Pent-up demand means bidding is high, with sellers taking advantage, so buyers need to be quick off the mark if they want to proceed. However, there are buyers and sellers who are holding out to see what possible changes come in Wednesday’s Budget before they make a move. On the subject of the Budget, it would be a hugely positive move if the new Chancellor reduced stamp duty, ideally focusing on the higher end of the market. This would slowly impact on the rest of the market as the effect trickles down, encouraging homebuyers who are looking to upscale to get on and do so. In turn, they will put their own homes on the market, giving buyers further down the ladder more options when it comes to finding a property to purchase.

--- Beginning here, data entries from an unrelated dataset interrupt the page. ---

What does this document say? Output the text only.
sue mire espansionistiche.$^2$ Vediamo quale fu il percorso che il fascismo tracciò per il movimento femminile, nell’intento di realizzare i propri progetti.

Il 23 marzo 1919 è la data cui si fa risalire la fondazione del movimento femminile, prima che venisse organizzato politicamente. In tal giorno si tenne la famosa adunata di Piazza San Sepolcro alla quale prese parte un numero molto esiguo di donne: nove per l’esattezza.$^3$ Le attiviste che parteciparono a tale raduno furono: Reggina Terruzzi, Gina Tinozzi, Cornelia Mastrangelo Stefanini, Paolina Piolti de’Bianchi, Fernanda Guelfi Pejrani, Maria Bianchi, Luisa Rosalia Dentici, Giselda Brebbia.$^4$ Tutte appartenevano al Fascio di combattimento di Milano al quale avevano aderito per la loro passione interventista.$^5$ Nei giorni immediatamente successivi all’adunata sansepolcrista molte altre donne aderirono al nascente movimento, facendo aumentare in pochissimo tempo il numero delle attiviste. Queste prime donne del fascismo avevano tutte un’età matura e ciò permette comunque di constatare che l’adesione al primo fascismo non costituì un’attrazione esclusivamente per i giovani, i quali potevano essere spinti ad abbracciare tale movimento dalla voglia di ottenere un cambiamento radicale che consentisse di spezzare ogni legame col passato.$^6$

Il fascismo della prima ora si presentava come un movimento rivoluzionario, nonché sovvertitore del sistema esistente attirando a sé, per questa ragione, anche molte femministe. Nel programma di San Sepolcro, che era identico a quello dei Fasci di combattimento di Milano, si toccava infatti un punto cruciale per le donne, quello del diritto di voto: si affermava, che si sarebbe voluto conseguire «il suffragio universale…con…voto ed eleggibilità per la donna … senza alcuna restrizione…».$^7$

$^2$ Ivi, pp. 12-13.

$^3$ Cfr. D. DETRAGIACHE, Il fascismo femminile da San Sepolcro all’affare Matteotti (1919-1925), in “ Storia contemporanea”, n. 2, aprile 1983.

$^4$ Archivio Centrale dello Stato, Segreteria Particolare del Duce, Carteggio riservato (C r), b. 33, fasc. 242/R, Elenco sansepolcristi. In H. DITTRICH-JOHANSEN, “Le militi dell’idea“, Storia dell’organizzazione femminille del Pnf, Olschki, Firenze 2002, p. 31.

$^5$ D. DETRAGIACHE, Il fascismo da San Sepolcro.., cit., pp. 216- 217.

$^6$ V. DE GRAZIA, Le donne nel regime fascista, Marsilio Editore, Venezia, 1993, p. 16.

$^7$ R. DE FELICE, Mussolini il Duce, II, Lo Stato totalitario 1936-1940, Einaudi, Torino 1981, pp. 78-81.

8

There is plenty of pent-up demand but lack of quality stock. By improving the availability of property for sale, the market will be reignited. This will have the knock-on effect of improving the economy as a whole with new homeowners going out and purchasing new kitchens, bathrooms, building materials etc.
Halifax also noted that there are a number of risks ahead, not least the potential impact of coronavirus, as we wait to see how that plays out. If foreign buyers are hit by currency and stock market fluctuations due to the virus, this would negatively impact their buying power, and could cause an issue with liquidity at the super prime end of the market.
There are potential problems on the horizon; for now, housing market sentiment is good and long may that continue.